Rheinland-Pfalz
Kerosin-Studie: „Wir machen keine Gefälligkeitsgutachten“
Vehement verteidigte Martin Schmied vom Umweltbundesamt am Freitag in Mainz die Kerosin-Studie seiner Behörde: „Wir machen keine Gefälligkeitsgutachten.“ SPD-Landtagsfraktionschef Alexander Schweitzer hält auch nach Veröffentlichung der Expertise „langfristige Messungen vor Ort“ für notwendig.
Unkritisch für Mensch und Umwelt – so lautet das Fazit der Untersuchung des Dessauer Umweltbundesamtes (UBA) zu den Kerosin-Ablässen von Flugzeugen über dem Pfälzerwald. „Wenn wir der Meinung wären, dass eine Umweltgefahr besteht, dann würde ich das auch sagen“, versichert UBA-Abteilungsleiter Martin Schmied beim Fachgespräch der SPD-Landtagsfraktion. Kritiker halten dagegen: Die Auswirkungen von Regenfällen auf Kerosin-Ablässe seien in der Untersuchung nicht berücksichtigt, bedauert Rudolf Ahrens-Botzong von der Initiative Pro Pfälzerwald. Das bestreitet Schmied nicht. Aber, so der Dessauer Experte gegenüber der RHEINPFALZ: „Selbst wenn Sie die Schadstoffmengen verdoppeln, die nach unseren Berechnungen im schlimmsten Fall unten ankommen, würden die Richtwerte nicht überschritten.“
Berechnungen, keine Messungen
Fragen bleiben auch aus Sicht des Mainzer Toxikologen Bernd Kaina. Die genaue Zusammensetzung des Kerosins legen die Hersteller nicht offen: Betriebsgeheimnis. Unbeantwortet bleibt laut Kaina in der Studie auch die Frage, ob es zu Wechselwirkungen bestimmter Inhaltsstoffe des Jet-Treibstoffs kommen kann, ob sich einzelne Kerosinbestandteile im Boden abbauen oder ob sie sich womöglich anreichern. Die Studie beruht auf Berechnungen, nicht auf Messungen, bemängelt Günther Ramsauer, SPD-Fraktionsvorsitzender im Bezirkstag Pfalz. Solange es keine Messungen gebe, werden die Ängste der Menschen in den besonders betroffenen Gebieten der Pfalz nicht auszuräumen sein.
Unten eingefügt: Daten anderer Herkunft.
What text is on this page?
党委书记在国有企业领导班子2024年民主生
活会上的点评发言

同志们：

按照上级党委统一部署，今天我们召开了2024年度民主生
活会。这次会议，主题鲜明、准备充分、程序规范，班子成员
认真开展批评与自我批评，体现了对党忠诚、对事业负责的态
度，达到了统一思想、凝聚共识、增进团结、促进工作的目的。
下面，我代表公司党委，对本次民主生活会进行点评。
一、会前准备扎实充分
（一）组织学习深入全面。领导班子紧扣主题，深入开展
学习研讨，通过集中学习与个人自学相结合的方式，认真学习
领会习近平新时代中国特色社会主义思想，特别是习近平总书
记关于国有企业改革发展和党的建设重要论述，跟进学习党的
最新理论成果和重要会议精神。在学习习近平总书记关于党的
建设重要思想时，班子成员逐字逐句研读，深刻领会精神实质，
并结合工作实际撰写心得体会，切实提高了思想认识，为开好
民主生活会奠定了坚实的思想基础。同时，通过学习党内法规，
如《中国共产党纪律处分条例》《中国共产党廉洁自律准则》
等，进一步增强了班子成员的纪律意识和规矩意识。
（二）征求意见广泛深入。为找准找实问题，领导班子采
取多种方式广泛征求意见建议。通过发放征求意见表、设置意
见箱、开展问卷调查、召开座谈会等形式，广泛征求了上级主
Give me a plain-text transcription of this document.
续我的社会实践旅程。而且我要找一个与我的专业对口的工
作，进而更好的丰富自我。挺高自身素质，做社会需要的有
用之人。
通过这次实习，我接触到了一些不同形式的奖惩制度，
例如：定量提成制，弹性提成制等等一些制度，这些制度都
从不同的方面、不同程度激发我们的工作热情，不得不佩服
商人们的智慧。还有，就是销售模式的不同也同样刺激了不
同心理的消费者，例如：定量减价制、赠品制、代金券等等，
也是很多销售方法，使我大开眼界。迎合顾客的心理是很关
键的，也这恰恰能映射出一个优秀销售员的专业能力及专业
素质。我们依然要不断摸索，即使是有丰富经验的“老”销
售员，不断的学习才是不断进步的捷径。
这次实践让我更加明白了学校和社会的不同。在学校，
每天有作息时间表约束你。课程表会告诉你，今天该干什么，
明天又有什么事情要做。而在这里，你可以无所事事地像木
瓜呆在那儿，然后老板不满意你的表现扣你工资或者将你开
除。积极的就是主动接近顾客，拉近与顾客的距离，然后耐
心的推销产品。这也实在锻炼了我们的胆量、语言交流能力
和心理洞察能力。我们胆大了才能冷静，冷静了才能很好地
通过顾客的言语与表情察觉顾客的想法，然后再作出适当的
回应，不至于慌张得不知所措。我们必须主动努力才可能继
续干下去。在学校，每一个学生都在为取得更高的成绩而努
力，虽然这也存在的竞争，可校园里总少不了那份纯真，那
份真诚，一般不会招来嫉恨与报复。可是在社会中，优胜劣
Zwei weitere Messanlagen „reichen da bei Weitem nicht aus“. Wie berichtet, wurden zusätzlich zu der bestehenden Anlage am Hortenkopf im Pfälzerwald auch die Messstationen bei Dunzweiler an der Grenze zum Saarland und bei Leisel im Hunsrück um die Fähigkeit erweitert, Kohlenwasserstoff-Verbindungen, zu denen Kerosin zählt, in der Luft aufzuspüren. Die Pfalz, die Eifel und der Hunsrück sind seit Jahrzehnten Hauptablassgebiete in Deutschland, stellt SPD-Fraktionschef Alexander Schweitzer fest. Die Frage, ob und was sich dort an Kerosin-Rückständen angesammelt hat, bleibe in der UBA-Untersuchung unbeantwortet. Deshalb seien langfristige Messungen des Bodens und der Luft nötig. Auch Schweitzer plädiert dafür, über die vorhandenen drei Stationen hinaus weitere Messpunkte einzurichten. Auch müsse die Luftfahrtindustrie forschen, damit Langstrecken-Jets in Notfällen künftig keinen Treibstoff mehr ablassen müssen.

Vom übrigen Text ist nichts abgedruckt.